Uma das limitações da IA pode ser caracterizada como a sua falta de inteligência de senso comum: a capacidade de raciocinar intuitivamente sobre situações e eventos cotidianos, o que requer um rico conhecimento prévio sobre como o mundo físico e social funciona”, escreveu Yejin Choi, professor da Universidade de Washington. Choi em “The Curious Case of Commonsense Intelligence”, um ensaio publica em 2022 pela Dædalus. “É trivial aos humanos, adquirir inteligência de bom senso; porém para a IA isso tem sido considerado um objetivo quase impossível, acrescentou Choi.”

O que é inteligência de senso comum?

Em uma apresentação de 2020, Choi definiu senso comum como “o nível básico de conhecimento prático e raciocínio sobre situações e eventos cotidianos que são comumente compartilhados pela maioria das pessoas”. O bom senso é essencial para os humanos “viverem e interagirem uns com os outros de maneira razoável e segura” e, para um sistema de IA, o bom senso é essencial “para entender melhor as necessidades e ações humanas”. Ela explicou ainda mais a diferença entre o raciocínio de senso comum intuitivo e o raciocínio racional analítico, discutindo a pesquisa pioneira de Daniel Kahneman, – Princeton Professor Emérito e ganhador do Prêmio Nobel de Economia de 2002, – e seu colaborador de longa data Amos Tversky, que morreu em 1996.

Em seu livro, Thinking, Fast and Slow, Kahneman explica que nossa mente é composta de dois sistemas de pensamento muito diferentes, o Sistema 1 e o Sistema 2. O Sistema 1 é a parte intuitiva, inconsciente, rápida e sem esforço da mente.

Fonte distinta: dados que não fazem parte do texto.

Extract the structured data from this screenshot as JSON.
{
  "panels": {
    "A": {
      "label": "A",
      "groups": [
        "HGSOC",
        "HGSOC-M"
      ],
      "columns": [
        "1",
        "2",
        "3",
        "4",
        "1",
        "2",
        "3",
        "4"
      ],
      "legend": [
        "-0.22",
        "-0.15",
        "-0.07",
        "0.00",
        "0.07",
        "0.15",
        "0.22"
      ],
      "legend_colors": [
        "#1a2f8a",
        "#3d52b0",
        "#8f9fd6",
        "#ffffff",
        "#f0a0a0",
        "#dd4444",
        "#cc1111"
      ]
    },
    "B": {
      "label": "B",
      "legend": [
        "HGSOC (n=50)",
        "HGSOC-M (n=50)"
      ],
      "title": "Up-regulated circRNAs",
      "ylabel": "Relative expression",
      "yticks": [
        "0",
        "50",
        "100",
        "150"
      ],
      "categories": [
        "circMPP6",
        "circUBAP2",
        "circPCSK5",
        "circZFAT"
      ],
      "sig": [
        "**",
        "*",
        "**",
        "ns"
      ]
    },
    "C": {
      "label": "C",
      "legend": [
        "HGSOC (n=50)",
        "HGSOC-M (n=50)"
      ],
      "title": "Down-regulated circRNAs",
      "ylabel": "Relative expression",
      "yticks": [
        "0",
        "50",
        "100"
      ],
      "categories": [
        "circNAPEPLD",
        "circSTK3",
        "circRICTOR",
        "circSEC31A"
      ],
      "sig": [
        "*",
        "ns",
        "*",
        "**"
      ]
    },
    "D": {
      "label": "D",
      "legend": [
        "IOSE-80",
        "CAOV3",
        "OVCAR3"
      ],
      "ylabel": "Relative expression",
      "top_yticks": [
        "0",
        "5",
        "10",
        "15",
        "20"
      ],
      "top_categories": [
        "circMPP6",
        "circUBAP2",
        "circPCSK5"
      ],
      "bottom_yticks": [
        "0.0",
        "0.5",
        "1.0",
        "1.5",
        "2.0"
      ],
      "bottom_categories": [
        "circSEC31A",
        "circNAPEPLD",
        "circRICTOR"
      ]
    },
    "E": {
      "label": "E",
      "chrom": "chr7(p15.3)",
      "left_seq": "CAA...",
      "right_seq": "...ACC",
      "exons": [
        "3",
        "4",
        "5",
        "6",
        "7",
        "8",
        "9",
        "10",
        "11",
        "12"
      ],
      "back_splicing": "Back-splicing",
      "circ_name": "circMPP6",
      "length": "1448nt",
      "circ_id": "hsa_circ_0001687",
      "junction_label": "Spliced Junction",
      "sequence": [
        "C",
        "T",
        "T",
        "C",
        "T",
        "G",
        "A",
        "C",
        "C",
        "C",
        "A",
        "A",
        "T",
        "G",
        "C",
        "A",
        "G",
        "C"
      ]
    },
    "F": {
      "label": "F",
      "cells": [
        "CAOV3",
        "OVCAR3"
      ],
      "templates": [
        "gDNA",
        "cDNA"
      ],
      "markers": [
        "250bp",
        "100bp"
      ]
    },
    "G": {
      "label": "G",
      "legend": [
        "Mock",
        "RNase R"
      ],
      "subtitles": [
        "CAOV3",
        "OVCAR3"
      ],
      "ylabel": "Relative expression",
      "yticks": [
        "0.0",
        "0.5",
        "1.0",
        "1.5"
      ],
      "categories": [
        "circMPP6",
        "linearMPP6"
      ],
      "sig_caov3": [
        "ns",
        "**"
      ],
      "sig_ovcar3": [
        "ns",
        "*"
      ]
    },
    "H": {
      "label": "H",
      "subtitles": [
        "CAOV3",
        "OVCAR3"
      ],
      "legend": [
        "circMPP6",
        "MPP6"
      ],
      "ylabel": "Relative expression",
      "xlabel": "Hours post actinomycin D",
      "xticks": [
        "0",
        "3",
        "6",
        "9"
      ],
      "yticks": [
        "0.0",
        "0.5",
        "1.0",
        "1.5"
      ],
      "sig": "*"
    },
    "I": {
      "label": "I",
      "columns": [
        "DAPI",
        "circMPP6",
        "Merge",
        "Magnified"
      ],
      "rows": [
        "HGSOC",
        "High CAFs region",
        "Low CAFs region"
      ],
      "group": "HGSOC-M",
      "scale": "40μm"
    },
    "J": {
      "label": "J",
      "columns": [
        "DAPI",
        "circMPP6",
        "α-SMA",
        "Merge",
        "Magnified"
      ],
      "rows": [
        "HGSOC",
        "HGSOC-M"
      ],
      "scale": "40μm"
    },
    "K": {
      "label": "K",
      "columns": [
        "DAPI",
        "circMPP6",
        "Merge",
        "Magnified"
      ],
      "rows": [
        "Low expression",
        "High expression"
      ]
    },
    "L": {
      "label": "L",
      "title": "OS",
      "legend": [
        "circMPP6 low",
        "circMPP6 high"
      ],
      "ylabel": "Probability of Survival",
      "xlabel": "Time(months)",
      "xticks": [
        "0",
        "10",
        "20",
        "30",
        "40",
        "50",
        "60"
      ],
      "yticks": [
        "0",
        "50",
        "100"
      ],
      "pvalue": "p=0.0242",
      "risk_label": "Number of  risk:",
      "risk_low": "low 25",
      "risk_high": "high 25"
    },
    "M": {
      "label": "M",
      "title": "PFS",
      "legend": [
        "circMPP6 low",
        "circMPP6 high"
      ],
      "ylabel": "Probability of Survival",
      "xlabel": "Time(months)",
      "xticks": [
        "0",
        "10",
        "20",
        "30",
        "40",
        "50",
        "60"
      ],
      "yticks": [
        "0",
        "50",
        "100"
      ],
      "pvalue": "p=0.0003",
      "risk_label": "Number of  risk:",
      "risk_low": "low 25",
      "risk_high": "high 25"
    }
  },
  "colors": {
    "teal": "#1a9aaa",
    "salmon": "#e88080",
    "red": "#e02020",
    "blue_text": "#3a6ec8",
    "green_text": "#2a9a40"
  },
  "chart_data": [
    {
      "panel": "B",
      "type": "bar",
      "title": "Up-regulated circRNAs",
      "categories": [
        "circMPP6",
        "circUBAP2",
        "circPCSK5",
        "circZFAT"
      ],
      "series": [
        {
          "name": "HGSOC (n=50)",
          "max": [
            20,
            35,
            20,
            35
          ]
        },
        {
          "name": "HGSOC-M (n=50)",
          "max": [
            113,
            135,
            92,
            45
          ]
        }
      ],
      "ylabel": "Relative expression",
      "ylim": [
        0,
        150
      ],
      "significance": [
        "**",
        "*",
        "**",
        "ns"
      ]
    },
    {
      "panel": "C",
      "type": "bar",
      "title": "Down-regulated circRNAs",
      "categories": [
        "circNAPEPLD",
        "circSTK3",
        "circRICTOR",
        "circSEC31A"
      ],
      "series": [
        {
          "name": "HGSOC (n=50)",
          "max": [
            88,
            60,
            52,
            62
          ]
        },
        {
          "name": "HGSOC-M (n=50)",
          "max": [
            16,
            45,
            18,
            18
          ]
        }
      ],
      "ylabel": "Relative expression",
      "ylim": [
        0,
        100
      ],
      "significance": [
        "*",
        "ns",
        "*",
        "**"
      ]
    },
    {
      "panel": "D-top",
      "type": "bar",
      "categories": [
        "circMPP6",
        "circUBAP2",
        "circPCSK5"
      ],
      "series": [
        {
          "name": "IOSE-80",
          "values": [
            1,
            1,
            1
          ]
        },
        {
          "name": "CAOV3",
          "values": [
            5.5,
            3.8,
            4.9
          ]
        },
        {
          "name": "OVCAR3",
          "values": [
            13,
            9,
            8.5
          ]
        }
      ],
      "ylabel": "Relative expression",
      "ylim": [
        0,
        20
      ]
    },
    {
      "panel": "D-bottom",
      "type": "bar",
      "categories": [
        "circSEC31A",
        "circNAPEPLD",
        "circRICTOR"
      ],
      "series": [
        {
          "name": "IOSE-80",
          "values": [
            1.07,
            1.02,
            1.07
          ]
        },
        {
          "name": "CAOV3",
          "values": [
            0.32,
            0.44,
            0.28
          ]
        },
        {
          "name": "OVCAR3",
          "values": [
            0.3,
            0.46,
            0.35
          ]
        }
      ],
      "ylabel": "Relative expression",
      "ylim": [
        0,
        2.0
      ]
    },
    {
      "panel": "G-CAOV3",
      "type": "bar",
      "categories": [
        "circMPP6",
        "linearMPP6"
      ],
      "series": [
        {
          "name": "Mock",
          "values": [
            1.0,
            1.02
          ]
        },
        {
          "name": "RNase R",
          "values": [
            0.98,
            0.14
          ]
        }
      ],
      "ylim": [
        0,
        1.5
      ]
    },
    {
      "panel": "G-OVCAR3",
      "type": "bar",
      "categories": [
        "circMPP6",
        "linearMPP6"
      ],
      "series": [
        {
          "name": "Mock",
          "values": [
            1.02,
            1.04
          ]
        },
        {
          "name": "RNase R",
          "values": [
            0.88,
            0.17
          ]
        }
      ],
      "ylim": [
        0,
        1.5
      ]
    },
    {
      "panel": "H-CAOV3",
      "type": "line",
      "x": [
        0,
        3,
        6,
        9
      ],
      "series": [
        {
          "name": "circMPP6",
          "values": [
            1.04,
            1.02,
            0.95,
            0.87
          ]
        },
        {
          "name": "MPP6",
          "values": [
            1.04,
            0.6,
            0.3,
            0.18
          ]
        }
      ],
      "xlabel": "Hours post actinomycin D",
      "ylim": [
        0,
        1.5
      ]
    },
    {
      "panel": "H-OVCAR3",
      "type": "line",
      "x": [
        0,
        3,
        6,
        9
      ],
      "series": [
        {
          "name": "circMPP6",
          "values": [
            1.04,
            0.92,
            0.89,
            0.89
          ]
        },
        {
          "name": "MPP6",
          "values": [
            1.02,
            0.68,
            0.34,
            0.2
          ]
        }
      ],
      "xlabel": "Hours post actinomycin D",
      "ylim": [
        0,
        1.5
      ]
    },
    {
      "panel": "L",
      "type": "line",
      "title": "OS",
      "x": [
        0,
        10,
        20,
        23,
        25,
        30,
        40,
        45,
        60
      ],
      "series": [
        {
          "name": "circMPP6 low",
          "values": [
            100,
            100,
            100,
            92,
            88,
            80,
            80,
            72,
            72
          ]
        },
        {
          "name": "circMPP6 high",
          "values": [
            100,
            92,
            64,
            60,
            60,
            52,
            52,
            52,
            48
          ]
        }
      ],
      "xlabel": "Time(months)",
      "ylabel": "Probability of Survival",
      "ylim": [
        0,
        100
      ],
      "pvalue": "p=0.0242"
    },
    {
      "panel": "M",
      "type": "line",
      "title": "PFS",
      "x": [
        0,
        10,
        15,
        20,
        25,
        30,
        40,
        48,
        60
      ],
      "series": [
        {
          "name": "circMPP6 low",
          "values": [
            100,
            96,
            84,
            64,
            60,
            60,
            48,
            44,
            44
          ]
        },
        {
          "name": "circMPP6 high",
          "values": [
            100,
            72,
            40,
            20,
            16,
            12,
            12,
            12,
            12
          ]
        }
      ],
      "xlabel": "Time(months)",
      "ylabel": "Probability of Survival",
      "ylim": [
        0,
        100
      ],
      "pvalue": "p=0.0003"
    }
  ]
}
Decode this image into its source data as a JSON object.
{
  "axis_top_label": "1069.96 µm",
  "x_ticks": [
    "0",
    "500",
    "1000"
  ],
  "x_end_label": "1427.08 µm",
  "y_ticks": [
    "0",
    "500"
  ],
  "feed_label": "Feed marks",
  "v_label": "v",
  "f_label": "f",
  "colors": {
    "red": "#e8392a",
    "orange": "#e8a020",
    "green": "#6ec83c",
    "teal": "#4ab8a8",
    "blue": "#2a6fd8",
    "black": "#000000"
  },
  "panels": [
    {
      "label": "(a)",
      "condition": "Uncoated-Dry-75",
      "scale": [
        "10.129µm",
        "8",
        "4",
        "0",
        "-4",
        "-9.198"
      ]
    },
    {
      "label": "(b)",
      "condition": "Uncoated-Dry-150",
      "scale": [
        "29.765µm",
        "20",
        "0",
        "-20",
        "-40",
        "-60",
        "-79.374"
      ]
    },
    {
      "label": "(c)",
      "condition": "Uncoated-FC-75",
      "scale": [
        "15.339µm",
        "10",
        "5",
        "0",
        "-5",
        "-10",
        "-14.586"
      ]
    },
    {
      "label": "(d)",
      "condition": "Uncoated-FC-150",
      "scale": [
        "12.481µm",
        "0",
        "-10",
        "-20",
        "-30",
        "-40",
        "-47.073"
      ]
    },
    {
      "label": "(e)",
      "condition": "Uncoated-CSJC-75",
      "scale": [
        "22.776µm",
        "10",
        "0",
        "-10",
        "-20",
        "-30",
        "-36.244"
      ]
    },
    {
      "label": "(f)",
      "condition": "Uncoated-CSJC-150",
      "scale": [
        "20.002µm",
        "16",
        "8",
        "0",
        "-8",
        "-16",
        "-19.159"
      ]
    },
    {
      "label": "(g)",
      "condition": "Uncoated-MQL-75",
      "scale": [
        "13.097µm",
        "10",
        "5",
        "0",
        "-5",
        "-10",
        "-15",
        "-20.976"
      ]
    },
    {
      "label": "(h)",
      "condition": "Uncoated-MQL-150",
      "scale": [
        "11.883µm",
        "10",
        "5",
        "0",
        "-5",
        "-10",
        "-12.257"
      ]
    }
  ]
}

Os pensamentos vêm de forma automática e muito rapidamente, sem que façamos nada para fazê-los acontecer.

O Sistema 1 normalmente funciona de forma coerente com base em suas percepções do que está acontecendo ao redor, preenchendo lacunas, usando sua vasta quantidade de conhecimento de senso comum sobre como o mundo físico funciona e como as pessoas geralmente se comportam. Nossas mentes estão constantemente desenvolvendo coisas intuitivas sempre que percebemos um evento, incluindo o que causou o evento, o que acontecerá depois, bem como as motivações e estados emocionais de qualquer pessoa envolvida no evento.  Essas coisas nos ajudam a lidar com eficiência com as inúmeras situações simples que encontramos na vida cotidiana. Mas, embora nos permita agir rapidamente, as coisas simples e coerentes que o Sistema 1 apresenta podem estar erradas e nos levar a erros.

Já o Sistema 2 é a parte mais lenta, lógica, deliberada e esforçada da mente. É onde avaliamos e escolhemos entre várias opções. Mas ele também é lento e se cansa facilmente, então geralmente não invocamos o Sistema 2, a menos que seja necessário um pensamento racional rigoroso e exigente para atividades como resolver quebra-cabeças, ler e escrever artigos, resolver problemas de matemática ou fazer um teste.

O senso comum é moldado pela biologia evolutiva e pelo contexto social. Nascemos com a capacidade de aprender rapidamente e nos adaptar ao ambiente social ao nosso redor. Em “The Ultimate Learning Machines”, um ensaio do WSJ de 2019, a psicóloga da UC Berkeley, Alison Gopney, observou que, embora o treinamento de algoritmos de aprendizado profundo para reconhecer cães e gatos exija um grande número de imagens rotuladas, crianças pequenas “podem aprender isso com apenas um pequeno número de  exemplos. Algumas fotos de livros de histórias podem ensiná-las não apenas sobre cães e gatos, mas também sobre onças, rinocerontes e unicórnios.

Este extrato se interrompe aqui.